RRR. This movie is WILD. I’ve seen the director’s previous movies, Baahubali and Baahubali 2 (which I highly recommend), but RRR is something else. It is essentially fanfic, a sort of “what if” two revolutionary heroes in the Indian fight for independence met and became bros. It is, and I cannot stress this enough, intensely yet wholesomely homoromantic, in the way any film glorifying a fantasy version of masculinity can be. I know earnest expressions of affection between men are far less stigmatized outside the United States (like in Korea, for example), but honestly, would 100% read this RPS on AO3. The villains of RRR are not complex—white people gonna white—but the story’s sincerity and WTF-level visuals deliver SO MUCH CHARM you can’t help but be riled up with BIG emotions. I have seen some criticism of the film as being a piece of Hindu nationalist propaganda, but as I am not Indian, I cannot speak to this aspect of the work. (Although, as you can see in the image, which is an actual still from the film, it doesn’t hide the fact that this is a very PATRIOTIC FANTASY.)

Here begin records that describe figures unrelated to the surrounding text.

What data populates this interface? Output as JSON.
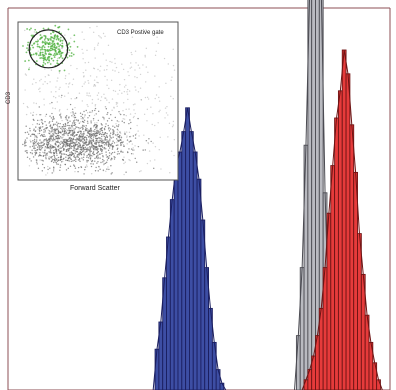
{
  "chart_data": [
    {
      "type": "histogram",
      "title": "",
      "xlabel": "",
      "ylabel": "",
      "grid": false,
      "legend": "none",
      "frame_color": "#8e4f55",
      "series": [
        {
          "color": "#3d4ea4",
          "edge_color": "#1b1f60",
          "bins": [
            {
              "x": 0.38,
              "y": 0.0
            },
            {
              "x": 0.39,
              "y": 0.12
            },
            {
              "x": 0.4,
              "y": 0.2
            },
            {
              "x": 0.41,
              "y": 0.33
            },
            {
              "x": 0.42,
              "y": 0.45
            },
            {
              "x": 0.43,
              "y": 0.56
            },
            {
              "x": 0.44,
              "y": 0.66
            },
            {
              "x": 0.45,
              "y": 0.7
            },
            {
              "x": 0.46,
              "y": 0.76
            },
            {
              "x": 0.47,
              "y": 0.83
            },
            {
              "x": 0.48,
              "y": 0.76
            },
            {
              "x": 0.49,
              "y": 0.7
            },
            {
              "x": 0.5,
              "y": 0.62
            },
            {
              "x": 0.51,
              "y": 0.5
            },
            {
              "x": 0.52,
              "y": 0.36
            },
            {
              "x": 0.53,
              "y": 0.24
            },
            {
              "x": 0.54,
              "y": 0.14
            },
            {
              "x": 0.55,
              "y": 0.06
            },
            {
              "x": 0.56,
              "y": 0.02
            },
            {
              "x": 0.57,
              "y": 0.0
            }
          ]
        },
        {
          "color": "#b9bac0",
          "edge_color": "#4b4b52",
          "bins": [
            {
              "x": 0.75,
              "y": 0.0
            },
            {
              "x": 0.76,
              "y": 0.16
            },
            {
              "x": 0.77,
              "y": 0.36
            },
            {
              "x": 0.78,
              "y": 0.72
            },
            {
              "x": 0.79,
              "y": 1.18
            },
            {
              "x": 0.8,
              "y": 1.3
            },
            {
              "x": 0.81,
              "y": 1.3
            },
            {
              "x": 0.82,
              "y": 1.18
            },
            {
              "x": 0.83,
              "y": 0.58
            },
            {
              "x": 0.84,
              "y": 0.2
            },
            {
              "x": 0.85,
              "y": 0.0
            }
          ]
        },
        {
          "color": "#e63b3b",
          "edge_color": "#6f1414",
          "bins": [
            {
              "x": 0.77,
              "y": 0.0
            },
            {
              "x": 0.78,
              "y": 0.03
            },
            {
              "x": 0.79,
              "y": 0.06
            },
            {
              "x": 0.8,
              "y": 0.1
            },
            {
              "x": 0.81,
              "y": 0.16
            },
            {
              "x": 0.82,
              "y": 0.24
            },
            {
              "x": 0.83,
              "y": 0.36
            },
            {
              "x": 0.84,
              "y": 0.52
            },
            {
              "x": 0.85,
              "y": 0.66
            },
            {
              "x": 0.86,
              "y": 0.8
            },
            {
              "x": 0.87,
              "y": 0.88
            },
            {
              "x": 0.88,
              "y": 1.0
            },
            {
              "x": 0.89,
              "y": 0.93
            },
            {
              "x": 0.9,
              "y": 0.78
            },
            {
              "x": 0.91,
              "y": 0.64
            },
            {
              "x": 0.92,
              "y": 0.46
            },
            {
              "x": 0.93,
              "y": 0.34
            },
            {
              "x": 0.94,
              "y": 0.22
            },
            {
              "x": 0.95,
              "y": 0.14
            },
            {
              "x": 0.96,
              "y": 0.08
            },
            {
              "x": 0.97,
              "y": 0.03
            },
            {
              "x": 0.98,
              "y": 0.0
            }
          ]
        }
      ]
    },
    {
      "type": "scatter",
      "title": "",
      "xlabel": "Forward Scatter",
      "ylabel": "CD3",
      "gate_label": "CD3 Postive gate",
      "grid": false,
      "legend": "none",
      "point_colors": {
        "gated": "#4eb03e",
        "ungated": "#7d7d7d"
      },
      "gate": {
        "shape": "ellipse",
        "cx": 0.19,
        "cy": 0.83,
        "rx": 0.12,
        "ry": 0.12,
        "stroke": "#222222"
      },
      "clusters": [
        {
          "name": "gated",
          "color": "#4eb03e",
          "center": [
            0.19,
            0.84
          ],
          "spread": [
            0.07,
            0.06
          ],
          "count": 260
        },
        {
          "name": "dense",
          "color": "#6e6e6e",
          "center": [
            0.35,
            0.24
          ],
          "spread": [
            0.17,
            0.08
          ],
          "count": 1300
        },
        {
          "name": "diffuse",
          "color": "#9c9c9c",
          "center": [
            0.48,
            0.48
          ],
          "spread": [
            0.38,
            0.28
          ],
          "count": 650
        }
      ]
    }
  ]
}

Andor. I love Diego Luna but…I do not love this. Would it kill Star Wars to be…fun…again…? Also, while I understand that Andor is a prequel about how one character joins the Rebellion, there is absolutely no forward thrust. Everything that has happened to Cassian in the first three episodes released so far has happened to him, instead of Cassian driving the story. And I don’t necessarily mind that sort of storytelling, but back when we used to make movies, this setup would take 30 minutes, instead of 3 episodes. Sigh.
🎧 listening
Every book I’ve written seems to have one (1) album I listen to ad nauseam during the drafting phase. For Wintersong, it was Recomposed by Max Richter: Vivaldi The Four Seasons. For Shadowsong, it was the season 1 Westworld soundtrack by Ramin Djawadi. For Zhara, it was the score for the video game Journey by Austin Wintory. For book 2, it appears to be the soundtrack of 君の名は (Your Name) by RADWIMPS.
Honestly there is no rhyme or reason to why these specific albums stick. Sometimes there is a connection between books and the sound (Wintersong and Vivaldi, Zhara and the East Asian influence of Journey’s score), but sometimes there’s no connection whatsoever. The only commonality is that they all put in the right headspace to write. If it ain’t broke, don’t fix it, amirite?
That’s all for this month! In October I need to hunker down and get this draft of Guardians of Dawn 2 done (or as done as possible) because I’m doing quite a bit of travel through the end of the year. Where did 2022 go? Where????